Australia's peak medical research agency recommended additional research into the effects of wind farms on health based on the "macro policy environment" rather than the scientific report they commissioned, ignoring objections from senior officials in the NSW and Victorian governments.
According to emails seen by Fairfax Media, public health officers in the two states wanted the final statement accompanying the release of the National Health and Medical Research Council's latest report on wind farms "to make it clear that the total available evidence (parallel and direct) suggest[s] little health risk."
Instead, the NHMRC's statement – while noting "there is no direct evidence that exposure to wind farm noise affects physical and mental health" – nevertheless stated "high quality research into possible health effects of wind farms, particularly within 1500 metres is warranted."
NSW's director of health protection Jeremy McAnulty and Wayne Smith, director of the environmental health branch, said in an email that it was important that the statement's summary allayed "any fears in people living at moderate distances from wind farms."
"Note in the state health departments, we do get lots of letters from people expressing anxiety and concerns for their health near any development, and so it is really important we provide appropriate reassurance in this statement (rather than implying that a real risk is likely but undetected)," the two senior officials said.
Rosemary Lester, Victoria's chief health officer, backed the NSW view, stating by email: "I share NSW's concerns about the wording in this and would fully support the changes that they have suggested."
'Parliament's very clear interest'
In explaining the final wording, Samantha Robertson, the NHMRC's executive director for evidence, advice and governance, said the statement had to take into account "a variety of factors, including the advice received from all council members and the macro policy environment (not just the reference group)."
"Given parliament's very clear interest in this issue, [NHMRC's chief executive Warwick Anderson] has sought to reflect that level of community concern in the statement," Ms Robertson said in an email.

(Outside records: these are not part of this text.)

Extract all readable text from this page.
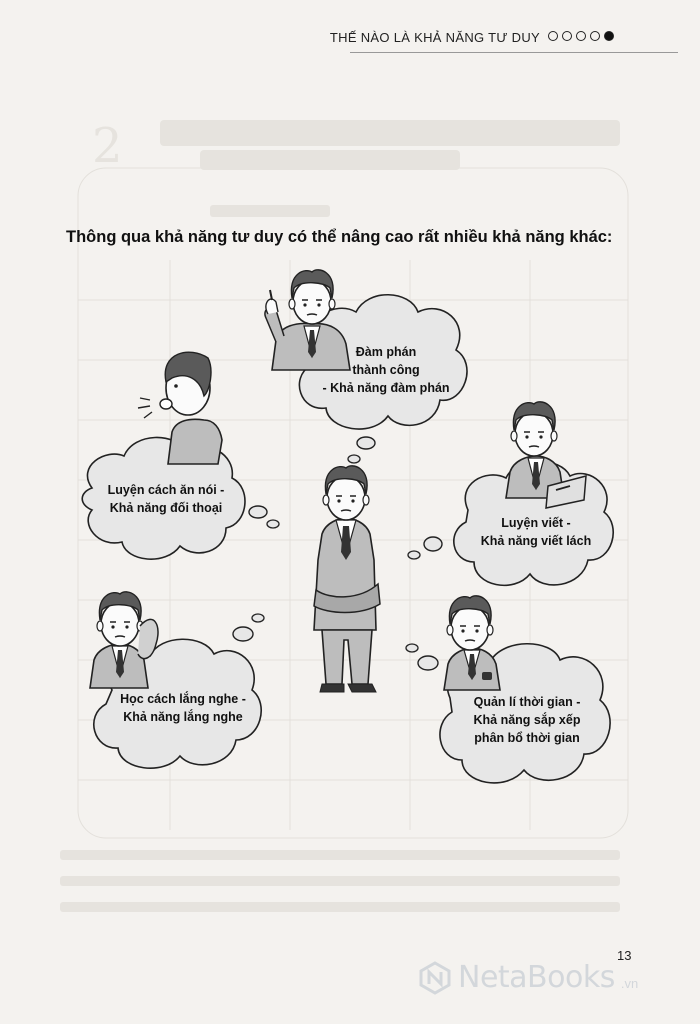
2
THẾ NÀO LÀ KHẢ NĂNG TƯ DUY
Thông qua khả năng tư duy có thể nâng cao rất nhiều khả năng khác:
Đàm phán
thành công
- Khả năng đàm phán
Luyện cách ăn nói -
Khả năng đối thoại
Luyện viết -
Khả năng viết lách
Học cách lắng nghe -
Khả năng lắng nghe
Quản lí thời gian -
Khả năng sắp xếp
phân bổ thời gian
13
NetaBooks .vn
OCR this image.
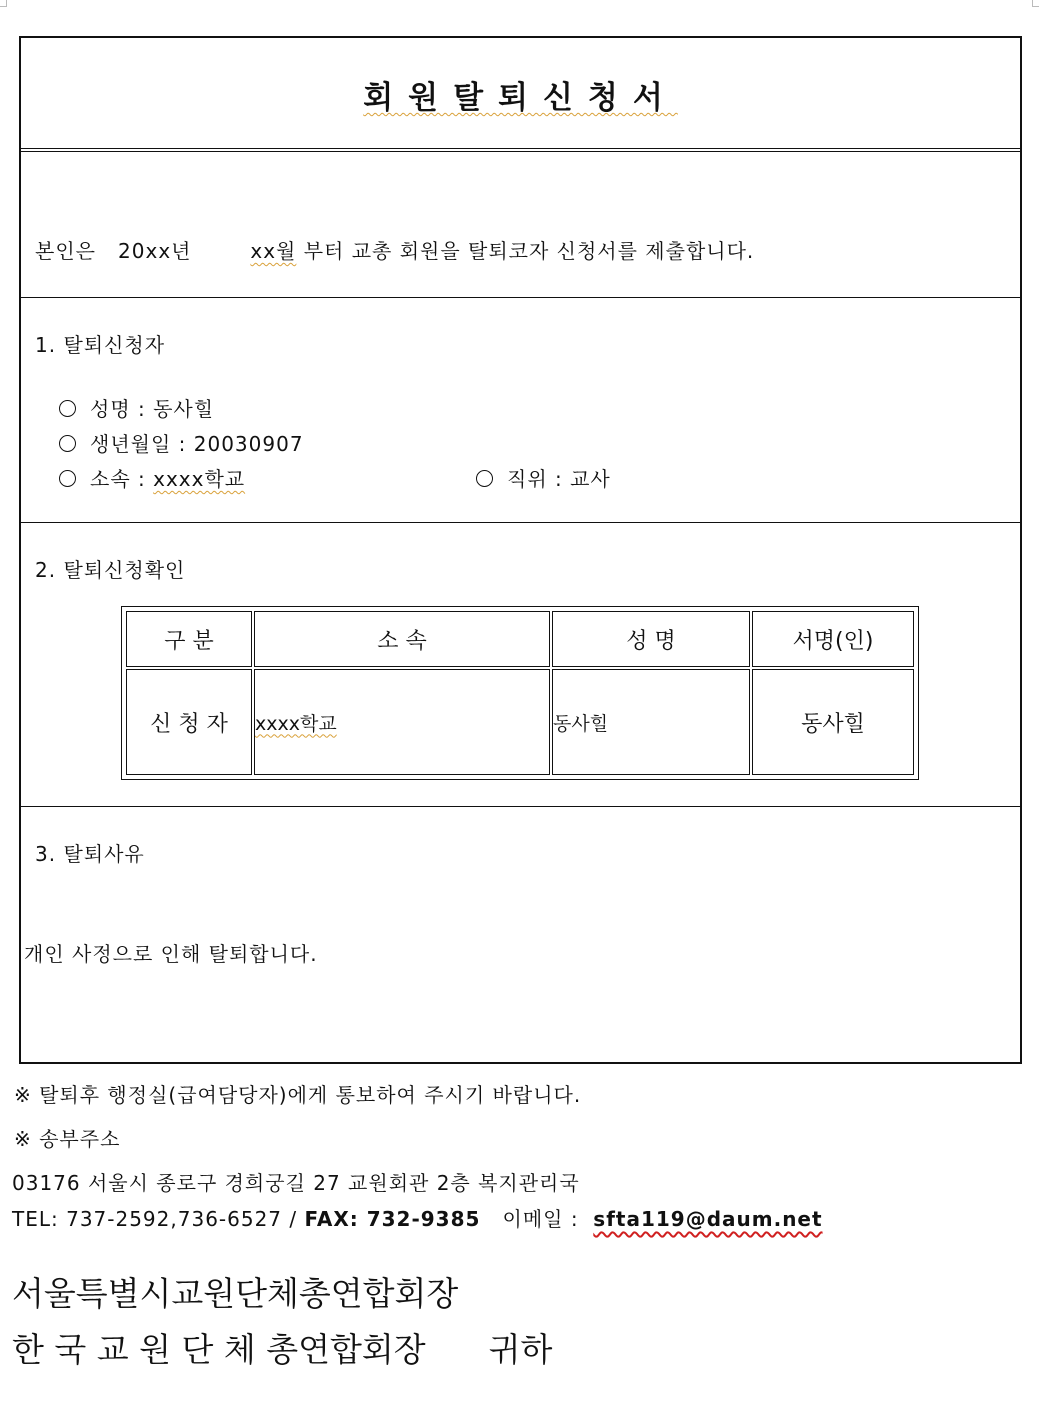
회원탈퇴신청서
본인은 20xx년	xx월 부터 교총 회원을 탈퇴코자 신청서를 제출합니다.
1. 탈퇴신청자
성명 : 동사힐
생년월일 : 20030907
소속 : xxxx학교	직위 : 교사
2. 탈퇴신청확인
구 분	소 속	성 명	서명(인)
신 청 자	xxxx학교	동사힐	동사힐
3. 탈퇴사유
개인 사정으로 인해 탈퇴합니다.
※ 탈퇴후 행정실(급여담당자)에게 통보하여 주시기 바랍니다.
※ 송부주소
03176 서울시 종로구 경희궁길 27 교원회관 2층 복지관리국
TEL: 737-2592,736-6527 / FAX: 732-9385 이메일 : sfta119@daum.net
서울특별시교원단체총연합회장
한 국 교 원 단 체 총연합회장 귀하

"While I understand that you have particular views on the final wording given your regulatory roles, I hope that the information above explains our final position," she said.
It is understood that the reference group of scientists that conducted the review did not get to review the statement.
The emails raise more doubts over the conclusions of the study ordered by the Abbott government, with the underlying report citing 1500 metres and three kilometres as possible distances of concern. So-called wind farm syndrome has been reported by some residents near turbines, with sleep deprivation, headaches and other effects reported.
"The NHMRC ought to be able to provide advice to government without fear or prejudice, but I'm not sure that it can," Peter Doherty, a Nobel Prize-winning researcher, said.
"No matter how much money you put into this, you'll never get a clear answer," Professor Doherty said, with the effects on high-tension power lines just as fraught an issue.
"You'd never get an absolute that would satisfy that tail of people that claim they are adversely affected."
Greens senator Richard Di Natale said he was shocked at what appeared to be political interference.
"It's scandalous and I'll be following it up in the next Senate estimates. There's a real concern here that we're politicising what should be an independent science review."
Higher priorities for the estimated $500,000 in funds to be allocated for the wind farm research include cancer, diabetes and many other subjects, Senator Di Natale said.
A spokeswoman for the NHMRC said: "Wind farms have a high level of community concern, as evidenced through two specific Senate enquiries and raised repeatedly at Senate Estimates."
"A third Senate Select Committee enquiry has recently been announced," the spokeswoman said.
"Community concern alone does not warrant further research," she said. "As the NHMRC statement says, further research is required based on 'the poor quality of current direct evidence and the concern expressed by some members of the community.'"
Federal Health Minister Sussan Ley said the government supported the NHMRC's decision to commission further high-quality research to fill current information gaps."
"It's essential for everyone involved – including both residents and the renewable energy sector – that credible evidence is gathered to ensure a considered position based on hard facts, not emotion and vested-interests, can be established," Ms Ley said.
The NMRC was a respected independent body and Ms Ley's office had made no comment or amendments to the NHMRC's statement prior to its release, a spokesman said.
Kerry Chant, the NSW chief health officer, said she "welcomed the opportunity to provide feedback" and supported the final statement.
"This is a very complex area, and it is important that the public statement accurately reflects the complexities of both the source of the evidence and its quality and consistency of findings," Rosemary Lester, Victoria's chief health officer, said, adding she backed "the generation of further high quality research in this area" and the statement as issued.
Bruce Armstrong, chair of the study, said concerns over wind farm noise had "not come up through the normal scientific process."
"We can't explain away what people are experiencing, so we need to research it," Professor Armstrong told a webcast event on Wednesday.